The efficiency of motor lifting a load will typically decrease as the weight of the load increases. This is because heavier loads require more work to be done, which in turn requires more energy input. As a result, the efficiency of the motor will decrease as it needs to work harder to lift a heavier load.
There are several factors that can affect the efficiency of motor lifting, such as the weight and height of the load, the power and type of motor, the condition of the motor, and the use of any pulleys or gears. Other external factors like friction and air resistance can also impact the efficiency of motor lifting.

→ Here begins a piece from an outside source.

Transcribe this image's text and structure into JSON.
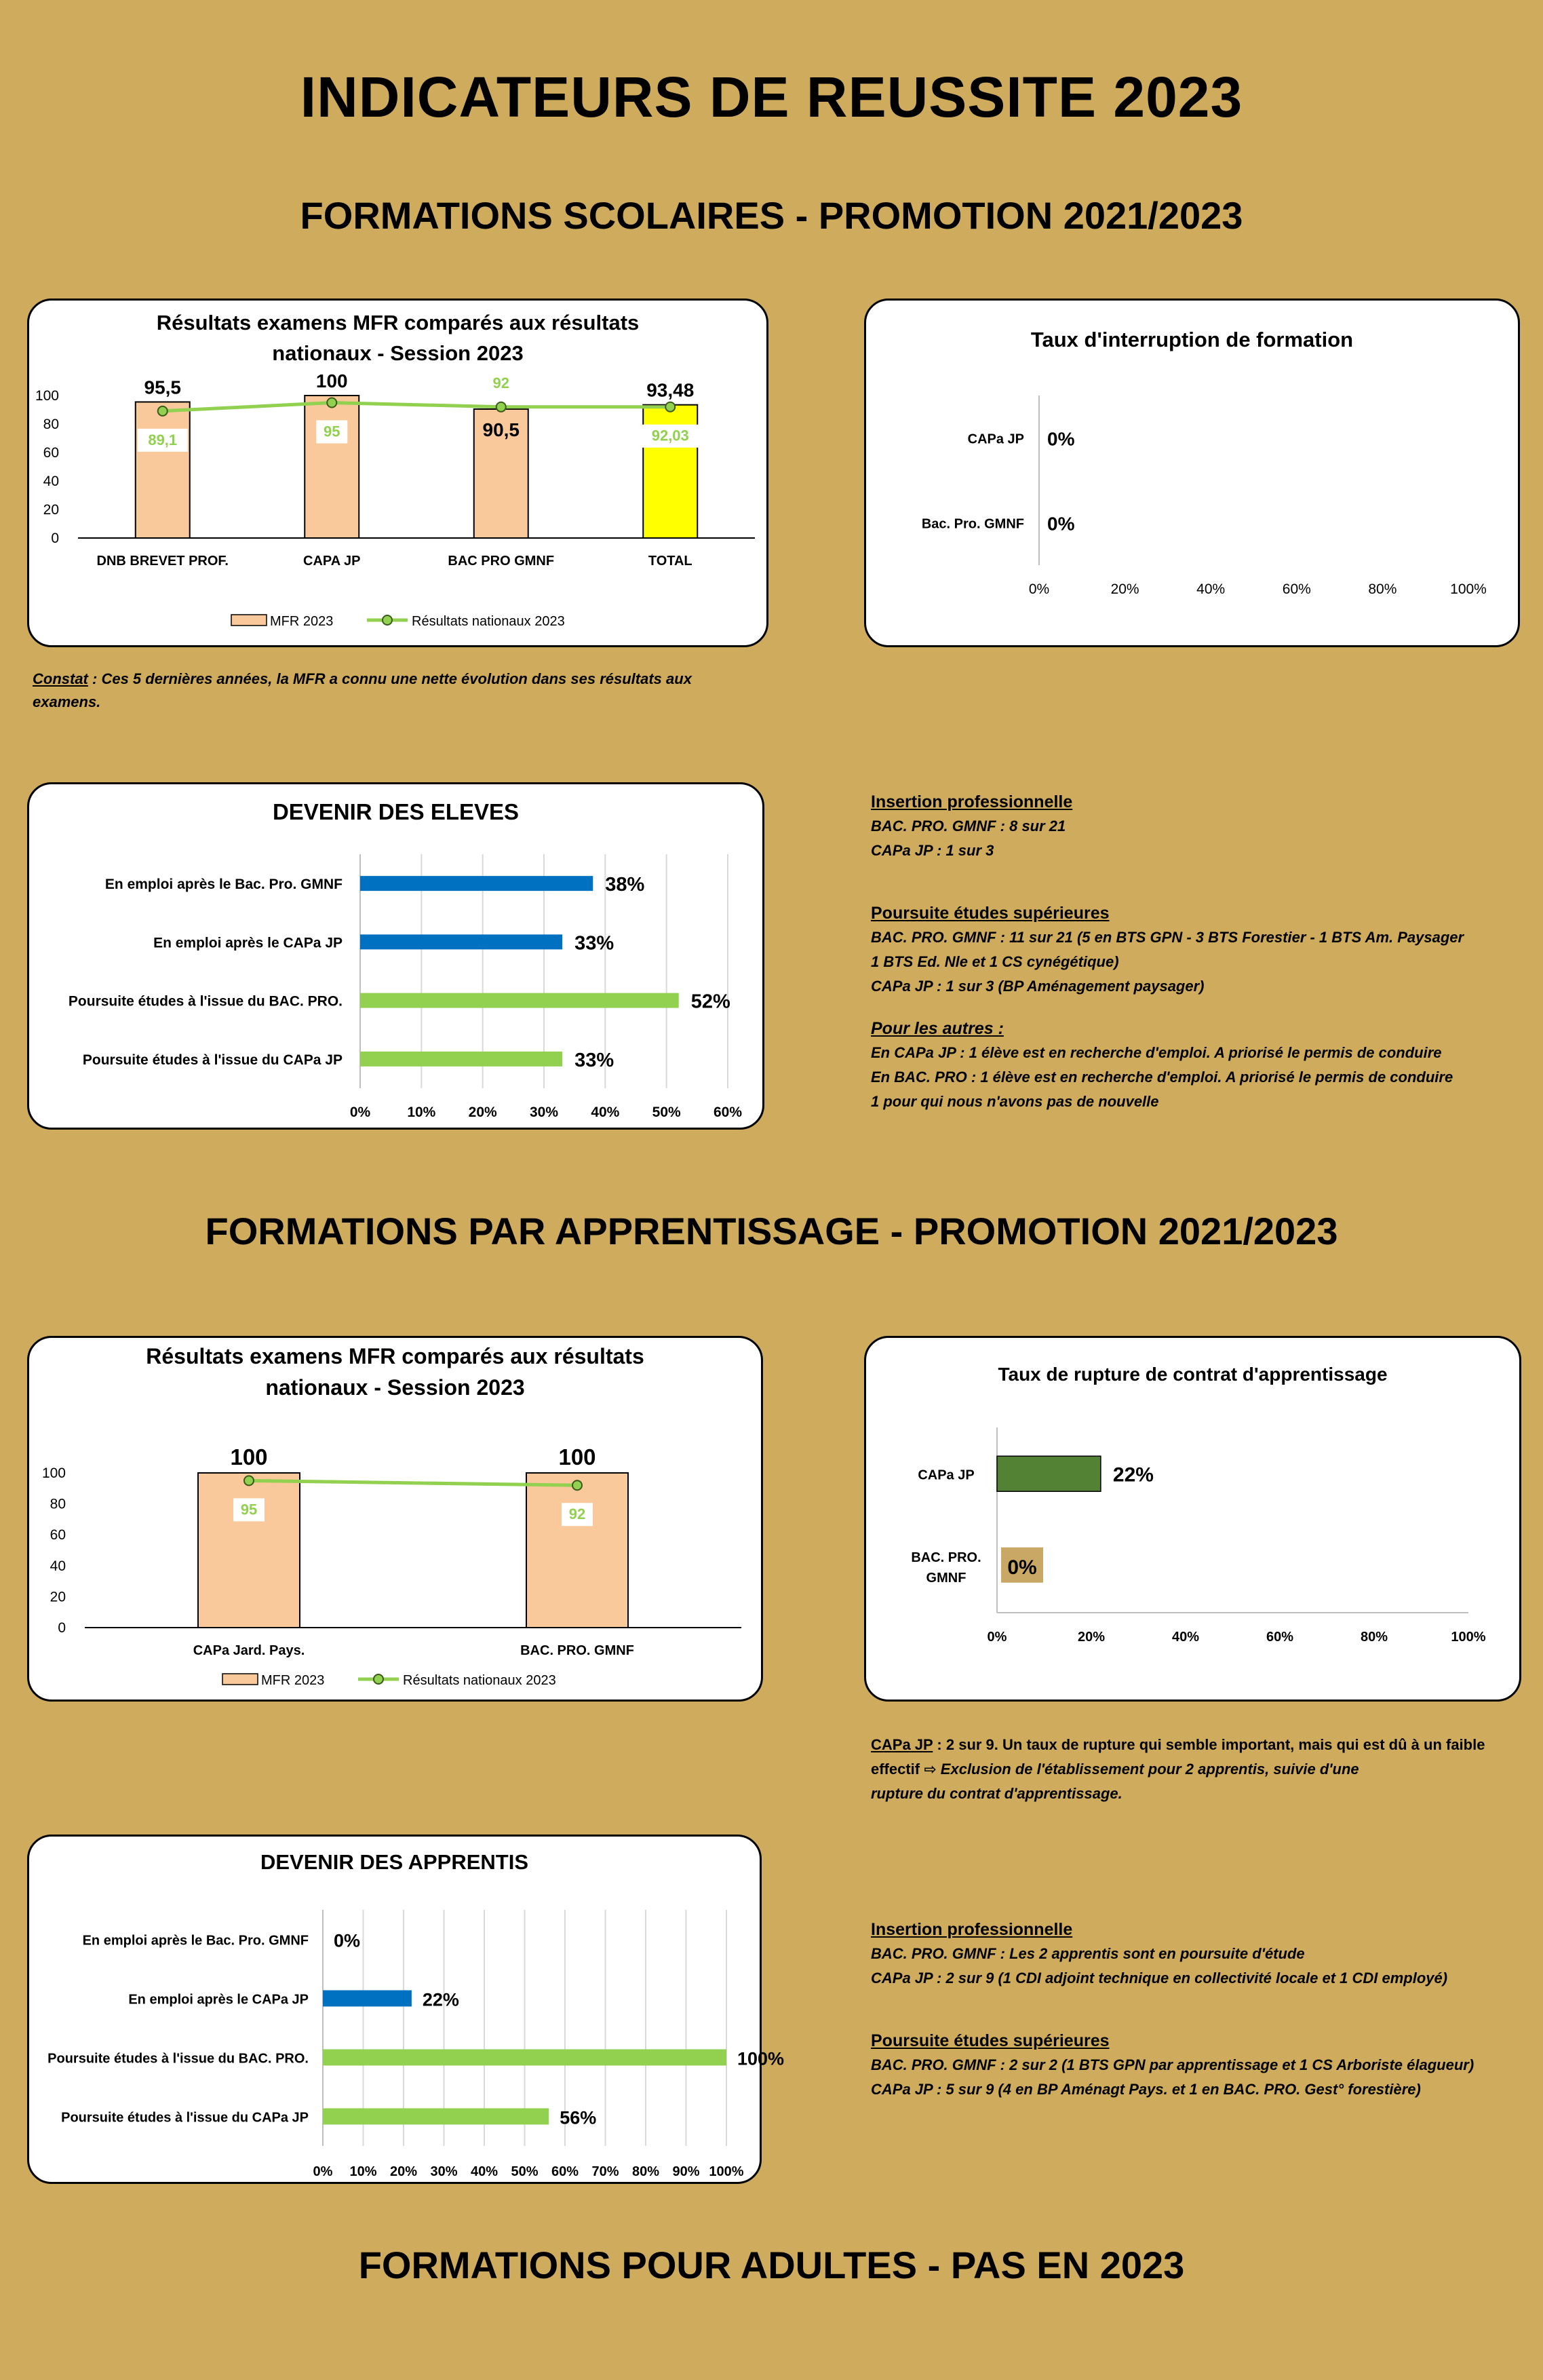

The efficiency of motor lifting can be improved by using a more powerful motor, reducing the weight of the load, and minimizing any external factors that may cause resistance. Additionally, regular maintenance and proper lubrication of the motor can help improve its efficiency.
Yes, there is a theoretical maximum efficiency that can be achieved when lifting a load with a motor. This is known as the Carnot efficiency and is dependent on the temperature difference between the input and output energy. In practical terms, the efficiency of motor lifting will always be less than this theoretical limit due to factors like friction and energy loss.